We then repeated these experiments to further consider the potential influence the commonly used chemotherapy drug cisplatin may have on the system. Interestingly, the knockdown of SSBP1 appeared to lead to a significant increase in the susceptibility of the cells (Figure 4E). At the same time, mitochondrial mass and potential did not appear to be further altered in the surviving cells (); indeed, it appears as though the heavy cell death may actually lead to a slight survivor’s bias in favor of cells with higher mitochondrial content. At the same time, this result was less clearly seen when 5-fluoruracil was used, suggesting that it may be somewhat specific to cisplatin’s mechanism of action (). Overall, these results demonstrate that SSBP1 expression does indeed have functional consequences for the viability of tumor cells, especially in the face of secondary pressure from chemotherapy.

Discussion

As a key regulator of the mitochondrial genome, SSBP1 has been reported to bind to asymmetric clusters within mitochondrial DNA and regulate its replication.16 This unique localization pattern renders SSBP1 to be an essential player in mitochondrial biogenesis and DNA damage responses.17–19 Increased expression of SSBP1 has already been shown to occur in a number of cancers, including melanoma, triple-negative breast cancer, and hepatocellular carcinoma.20–22 This increase has been correlated with negative clinical outcomes in the context of gastric cancer, while reversal of this increase has been shown to increase the sensitivity of non-small cell lung cancer cells to ionizing radiation.23 In this report, we demonstrate that SSBP1 is also upregulated in colorectal cancer, and that this increase may be functionally linked to mitochondrial mass in CRC cell lines. These increases seem to be part of a larger shift towards increased expression of mitochondrial maintenance genes, as we also detected significant increases in TOMM22, PYCR1, and TRAP1, despite not observing a dramatic skew of all mitochondrial genes. This occurrence may indicate a compensation for mitochondrial stress caused by the harsh solid tumor environment.

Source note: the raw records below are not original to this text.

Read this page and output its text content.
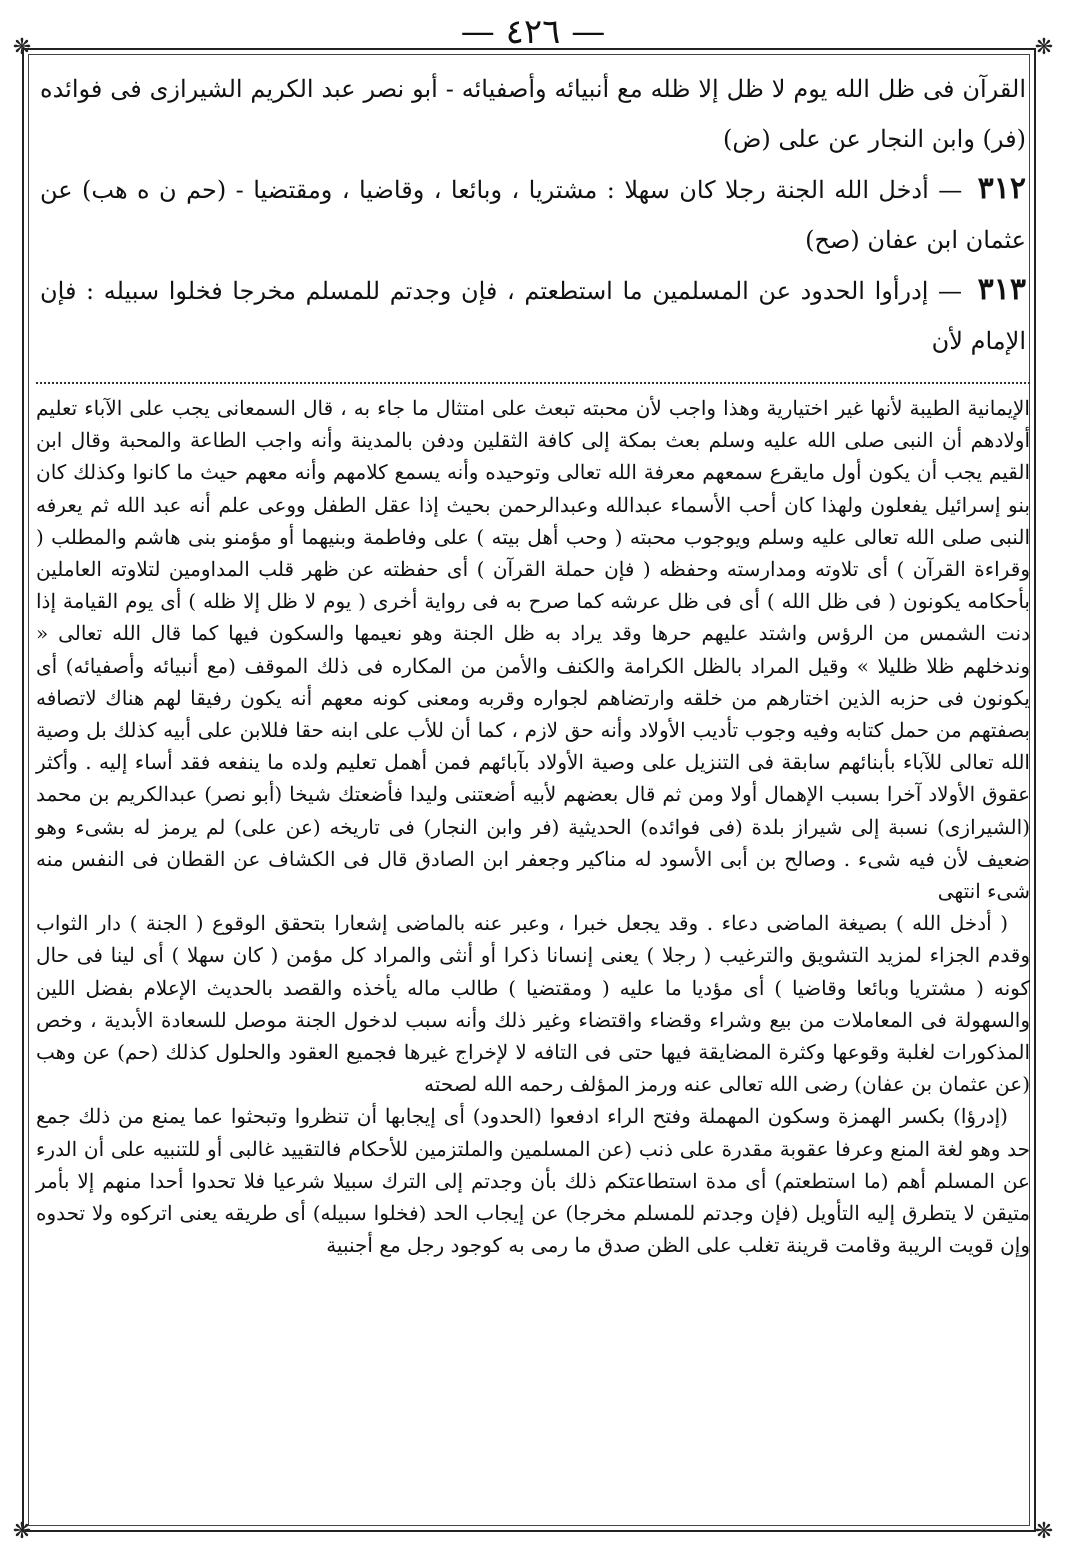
— ٤٢٦ —
❋	❋
❋	❋

القرآن فى ظل الله يوم لا ظل إلا ظله مع أنبيائه وأصفيائه - أبو نصر عبد الكريم الشيرازى فى فوائده (فر) وابن النجار عن على (ض)

٣١٢ — أدخل الله الجنة رجلا كان سهلا : مشتريا ، وبائعا ، وقاضيا ، ومقتضيا - (حم ن ه هب) عن عثمان ابن عفان (صح)

٣١٣ — إدرأوا الحدود عن المسلمين ما استطعتم ، فإن وجدتم للمسلم مخرجا فخلوا سبيله : فإن الإمام لأن

الإيمانية الطيبة لأنها غير اختيارية وهذا واجب لأن محبته تبعث على امتثال ما جاء به ، قال السمعانى يجب على الآباء تعليم أولادهم أن النبى صلى الله عليه وسلم بعث بمكة إلى كافة الثقلين ودفن بالمدينة وأنه واجب الطاعة والمحبة وقال ابن القيم يجب أن يكون أول مايقرع سمعهم معرفة الله تعالى وتوحيده وأنه يسمع كلامهم وأنه معهم حيث ما كانوا وكذلك كان بنو إسرائيل يفعلون ولهذا كان أحب الأسماء عبدالله وعبدالرحمن بحيث إذا عقل الطفل ووعى علم أنه عبد الله ثم يعرفه النبى صلى الله تعالى عليه وسلم ويوجوب محبته ( وحب أهل بيته ) على وفاطمة وبنيهما أو مؤمنو بنى هاشم والمطلب ( وقراءة القرآن ) أى تلاوته ومدارسته وحفظه ( فإن حملة القرآن ) أى حفظته عن ظهر قلب المداومين لتلاوته العاملين بأحكامه يكونون ( فى ظل الله ) أى فى ظل عرشه كما صرح به فى رواية أخرى ( يوم لا ظل إلا ظله ) أى يوم القيامة إذا دنت الشمس من الرؤس واشتد عليهم حرها وقد يراد به ظل الجنة وهو نعيمها والسكون فيها كما قال الله تعالى « وندخلهم ظلا ظليلا » وقيل المراد بالظل الكرامة والكنف والأمن من المكاره فى ذلك الموقف (مع أنبيائه وأصفيائه) أى يكونون فى حزبه الذين اختارهم من خلقه وارتضاهم لجواره وقربه ومعنى كونه معهم أنه يكون رفيقا لهم هناك لاتصافه بصفتهم من حمل كتابه وفيه وجوب تأديب الأولاد وأنه حق لازم ، كما أن للأب على ابنه حقا فللابن على أبيه كذلك بل وصية الله تعالى للآباء بأبنائهم سابقة فى التنزيل على وصية الأولاد بآبائهم فمن أهمل تعليم ولده ما ينفعه فقد أساء إليه . وأكثر عقوق الأولاد آخرا بسبب الإهمال أولا ومن ثم قال بعضهم لأبيه أضعتنى وليدا فأضعتك شيخا (أبو نصر) عبدالكريم بن محمد (الشيرازى) نسبة إلى شيراز بلدة (فى فوائده) الحديثية (فر وابن النجار) فى تاريخه (عن على) لم يرمز له بشىء وهو ضعيف لأن فيه شىء . وصالح بن أبى الأسود له مناكير وجعفر ابن الصادق قال فى الكشاف عن القطان فى النفس منه شىء انتهى

( أدخل الله ) بصيغة الماضى دعاء . وقد يجعل خبرا ، وعبر عنه بالماضى إشعارا بتحقق الوقوع ( الجنة ) دار الثواب وقدم الجزاء لمزيد التشويق والترغيب ( رجلا ) يعنى إنسانا ذكرا أو أنثى والمراد كل مؤمن ( كان سهلا ) أى لينا فى حال كونه ( مشتريا وبائعا وقاضيا ) أى مؤديا ما عليه ( ومقتضيا ) طالب ماله يأخذه والقصد بالحديث الإعلام بفضل اللين والسهولة فى المعاملات من بيع وشراء وقضاء واقتضاء وغير ذلك وأنه سبب لدخول الجنة موصل للسعادة الأبدية ، وخص المذكورات لغلبة وقوعها وكثرة المضايقة فيها حتى فى التافه لا لإخراج غيرها فجميع العقود والحلول كذلك (حم) عن وهب (عن عثمان بن عفان) رضى الله تعالى عنه ورمز المؤلف رحمه الله لصحته

(إدرؤا) بكسر الهمزة وسكون المهملة وفتح الراء ادفعوا (الحدود) أى إيجابها أن تنظروا وتبحثوا عما يمنع من ذلك جمع حد وهو لغة المنع وعرفا عقوبة مقدرة على ذنب (عن المسلمين والملتزمين للأحكام فالتقييد غالبى أو للتنبيه على أن الدرء عن المسلم أهم (ما استطعتم) أى مدة استطاعتكم ذلك بأن وجدتم إلى الترك سبيلا شرعيا فلا تحدوا أحدا منهم إلا بأمر متيقن لا يتطرق إليه التأويل (فإن وجدتم للمسلم مخرجا) عن إيجاب الحد (فخلوا سبيله) أى طريقه يعنى اتركوه ولا تحدوه وإن قويت الريبة وقامت قرينة تغلب على الظن صدق ما رمى به كوجود رجل مع أجنبية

However, since the increased expression of these mitochondrial genes was observed to be independent of disease stage in CRC tumor cells, it is likely that the change represents a more general shift during tumor growth. This shift is somewhat surprising given the known dependence of most tumors on cytosolic anaerobic glycolysis over mitochondria-mediated aerobic respiration. However, the decrease in mitochondria mass that followed from SSBP1 depletion correlated with a loss of cellular viability, suggesting that CRC cells may still require an increased mitochondrial mass to survive. This need may be partly due to other mitochondrial functions outside of respiration, such as processing of reactive oxygen species, or synthesis of other small molecules like prostaglandins or ethyl esters.24,25 Damaged mitochondria might also serve as a danger signal within a cell to trigger protective mitophagy,26 or otherwise as a source of immune stimulus by releasing sequestered cardiolipin and nucleic acids.27 How tumor cells are able to adjust their behavior to prevent providing further stimulus from immune cells remains to be explored. Future work may also clarify the relative importance of these processes to tumor formation and proliferation. For instance, other treatments that restrict mitochondrial mass and disrupt these other processes may thus be of additional interest as adjuvants to enhance the efficacy of chemotherapy drugs.